Patients with bronchiectasis require careful care
. And most often, people with medical education are involved to provide it. Nursing process for bronchiectasis is:

  • hygiene procedures;
  • compliance clinical recommendations attending physician;
  • collecting information about the patient’s condition, recording all vital signs(including body temperature, volume of collected sputum, etc.);
  • changing the deodorizing solution in the spittoon for sputum;
  • regular ventilation in the room or in the patient’s room;
  • assistance in carrying out positional drainage.

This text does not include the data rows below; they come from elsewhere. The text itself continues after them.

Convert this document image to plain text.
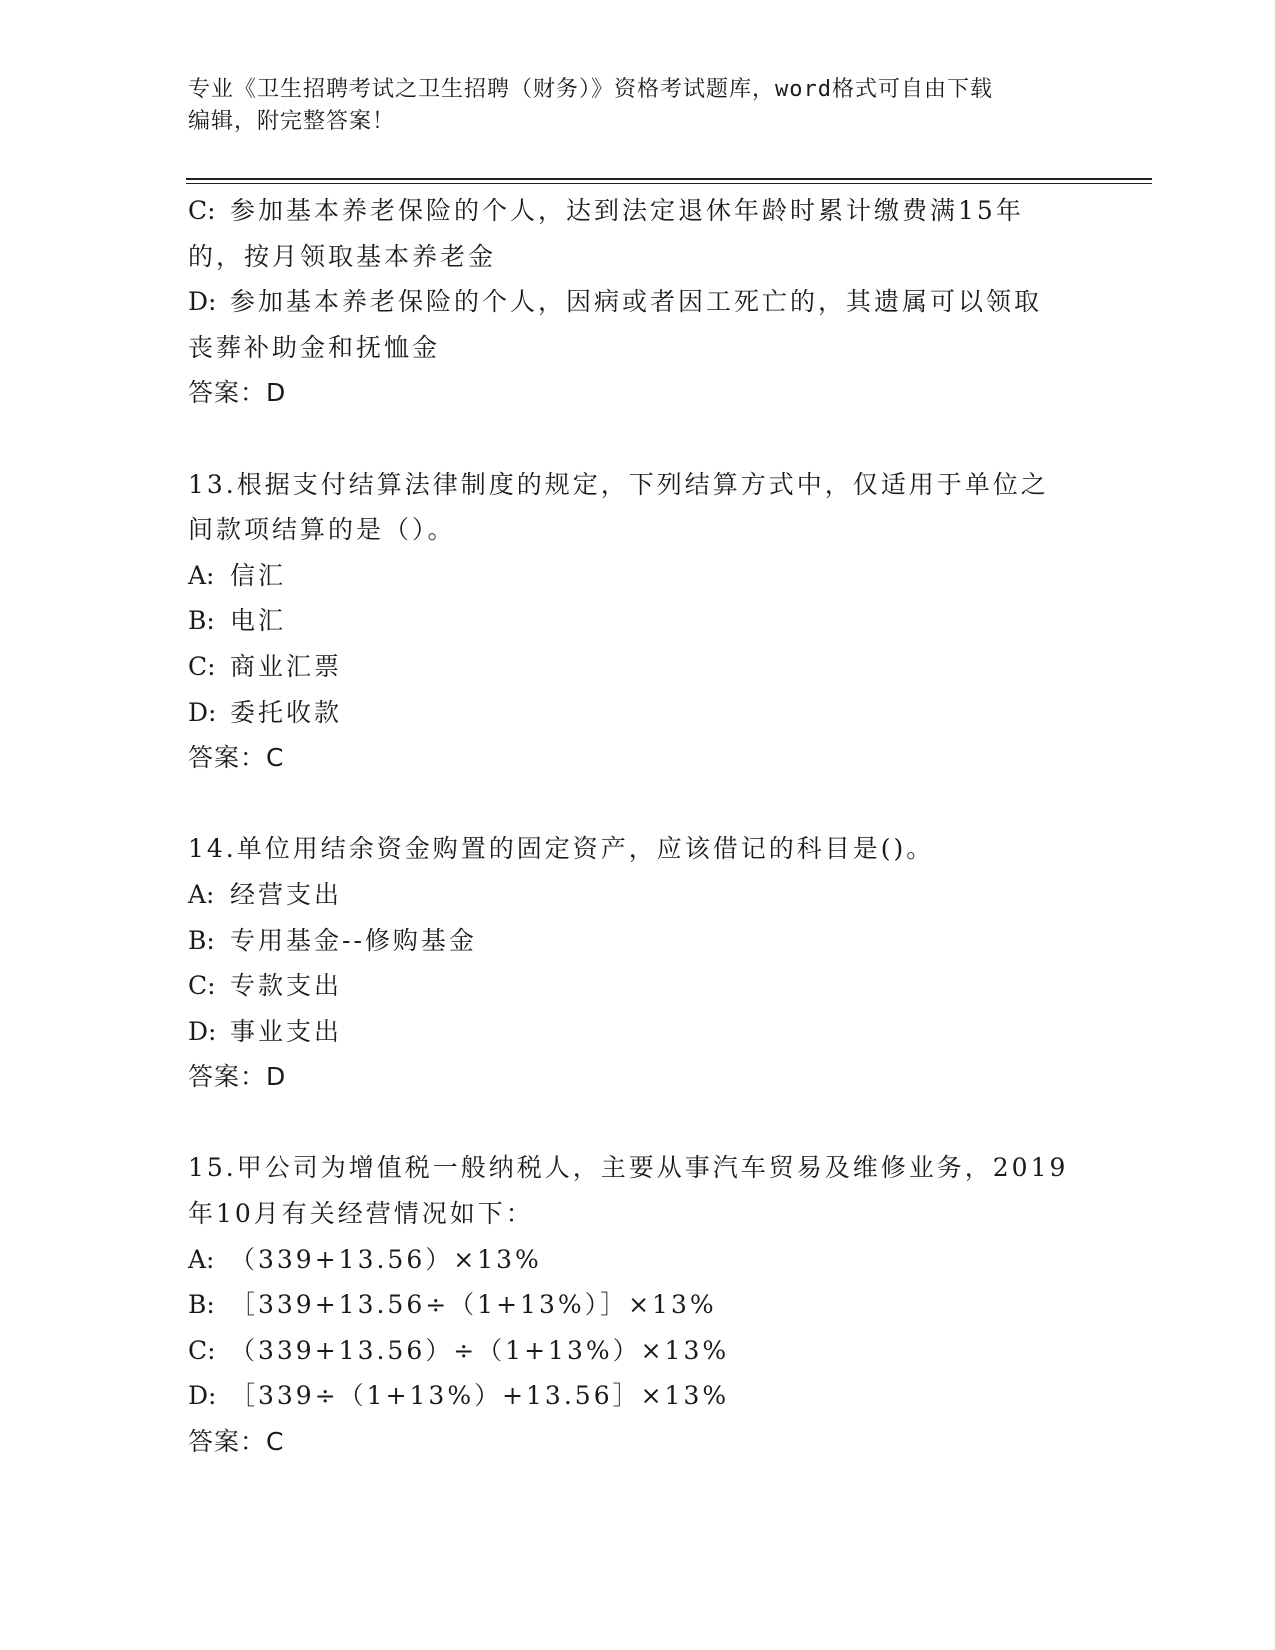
专业《卫生招聘考试之卫生招聘（财务）》资格考试题库，word格式可自由下载
编辑，附完整答案！
C: 参加基本养老保险的个人，达到法定退休年龄时累计缴费满15年
的，按月领取基本养老金
D: 参加基本养老保险的个人，因病或者因工死亡的，其遗属可以领取
丧葬补助金和抚恤金
答案：D
13.根据支付结算法律制度的规定，下列结算方式中，仅适用于单位之
间款项结算的是（）。
A: 信汇
B: 电汇
C: 商业汇票
D: 委托收款
答案：C
14.单位用结余资金购置的固定资产，应该借记的科目是()。
A: 经营支出
B: 专用基金--修购基金
C: 专款支出
D: 事业支出
答案：D
15.甲公司为增值税一般纳税人，主要从事汽车贸易及维修业务，2019
年10月有关经营情况如下：
A: （339+13.56）×13%
B: ［339+13.56÷（1+13%）］×13%
C: （339+13.56）÷（1+13%）×13%
D: ［339÷（1+13%）+13.56］×13%
答案：C
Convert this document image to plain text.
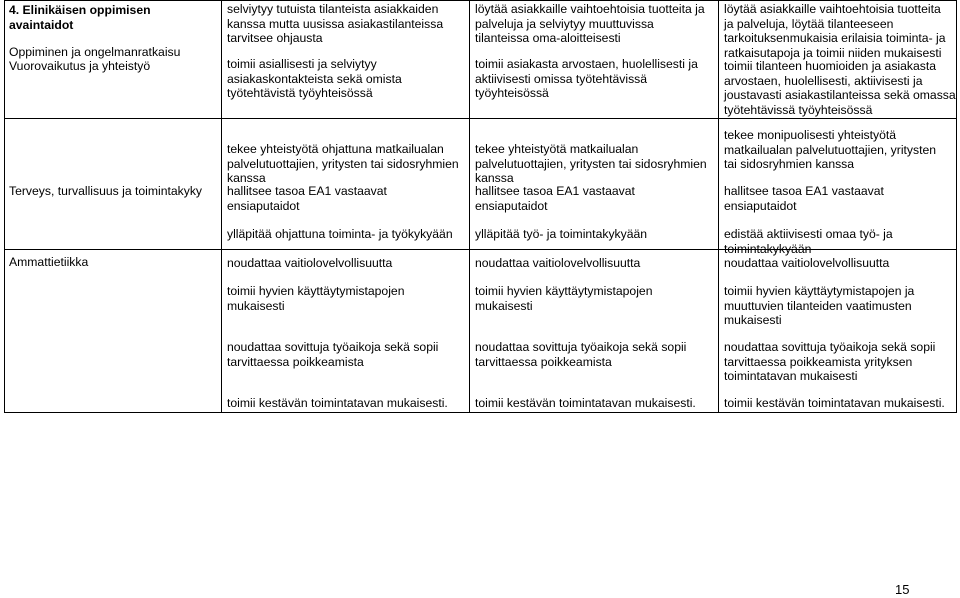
4. Elinikäisen oppimisen
avaintaidot
Oppiminen ja ongelmanratkaisu
Vuorovaikutus ja yhteistyö
selviytyy tutuista tilanteista asiakkaiden
kanssa mutta uusissa asiakastilanteissa
tarvitsee ohjausta
toimii asiallisesti ja selviytyy
asiakaskontakteista sekä omista
työtehtävistä työyhteisössä
löytää asiakkaille vaihtoehtoisia tuotteita ja
palveluja ja selviytyy muuttuvissa
tilanteissa oma-aloitteisesti
toimii asiakasta arvostaen, huolellisesti ja
aktiivisesti omissa työtehtävissä
työyhteisössä
löytää asiakkaille vaihtoehtoisia tuotteita
ja palveluja, löytää tilanteeseen
tarkoituksenmukaisia erilaisia toiminta- ja
ratkaisutapoja ja toimii niiden mukaisesti
toimii tilanteen huomioiden ja asiakasta
arvostaen, huolellisesti, aktiivisesti ja
joustavasti asiakastilanteissa sekä omassa
työtehtävissä työyhteisössä
Terveys, turvallisuus ja toimintakyky
tekee yhteistyötä ohjattuna matkailualan
palvelutuottajien, yritysten tai sidosryhmien
kanssa
hallitsee tasoa EA1 vastaavat
ensiaputaidot
ylläpitää ohjattuna toiminta- ja työkykyään
tekee yhteistyötä matkailualan
palvelutuottajien, yritysten tai sidosryhmien
kanssa
hallitsee tasoa EA1 vastaavat
ensiaputaidot
ylläpitää työ- ja toimintakykyään
tekee monipuolisesti yhteistyötä
matkailualan palvelutuottajien, yritysten
tai sidosryhmien kanssa
hallitsee tasoa EA1 vastaavat
ensiaputaidot
edistää aktiivisesti omaa työ- ja
toimintakykyään
Ammattietiikka	noudattaa vaitiolovelvollisuutta
toimii hyvien käyttäytymistapojen
mukaisesti
noudattaa sovittuja työaikoja sekä sopii
tarvittaessa poikkeamista
toimii kestävän toimintatavan mukaisesti.
noudattaa vaitiolovelvollisuutta
toimii hyvien käyttäytymistapojen
mukaisesti
noudattaa sovittuja työaikoja sekä sopii
tarvittaessa poikkeamista
toimii kestävän toimintatavan mukaisesti.
noudattaa vaitiolovelvollisuutta
toimii hyvien käyttäytymistapojen ja
muuttuvien tilanteiden vaatimusten
mukaisesti
noudattaa sovittuja työaikoja sekä sopii
tarvittaessa poikkeamista yrityksen
toimintatavan mukaisesti
toimii kestävän toimintatavan mukaisesti.
15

If the patient begins to cough up blood, to prevent the development of pulmonary hemorrhage nurse is obliged to immediately inform the attending physician about the deterioration of the condition. Before the doctor arrives, you must:

  1. Helping the patient get into the correct position is sublime.
  2. Prohibit any physical activity.
  3. Prepare hemostatic drugs.

Additionally, wiping the skin with a damp material may be necessary.

Possible risks and complications

Bronchiectasis of the lungs is a progressive disease that, in the absence of full medical intervention, can have serious consequences. The main complications of bronchiectasis:

  • pulmonary hemorrhage;
  • lung abscess is a destructive process characterized by the formation of a limited cavity filled with purulent contents;
  • gangrenous lung damage– extensive damage to the lung without clear localization of the purulent-inflammatory process;
  • bronchial obstruction syndrome - difficulty breathing caused by impaired air flow;
  • pneumothorax - spontaneous rupture of the affected lung areas and air entering the pleural cavity;
  • sepsis – toxic damage organs due to the penetration of waste products of bacterial microflora into the blood;
  • amyloidosis is a dysfunction of one of the organs caused by the deposition of protein compounds.

For children, this disease is dangerous due to developmental delays, both mental and physical.

Forecasts

Bronchiectasis has a chronic progressive course. The disease is incurable. However, the rate of progression of the pathology, the extent of damage to the pulmonary system, the frequency of relapses and the severity of the disease will largely depend on the patient himself. It will help to significantly improve the patient’s condition and slow down the process of lung damage. early diagnosis, full treatment and regular examinations.

Patients with bronchiectasis should undergo preventive examinations at least twice a year. It is advisable to carry out full diagnostics even with stable remission. Mandatory are CT scan lungs and radiography. The latter eliminates the possibility of developing complications that threaten the patient’s life.

Preventive actions

Prevention of exacerbations in bronchiectasis is an important component of treatment. For this purpose it is recommended:

  • promptly treat all diseases of the bronchopulmonary system, even if we're talking about about a banal respiratory infection;
  • take immunostimulating drugs during periods of remission;
  • observe careful hygiene hands, use protective equipment and limit the time spent in places large cluster people during epidemics;
  • carry out vaccination against influenza and pneumococcal infection in a timely manner(usually from early October to mid-November).

Despite the fact that bronchiectasis is a pathology that causes irreversible changes in one of the most important human organs, you can live with it and even enjoy this life. The main thing is to diagnose the disease in a timely manner. Therefore, do not neglect the need to apply for qualified help. Sometimes an hour of your time can save you full health.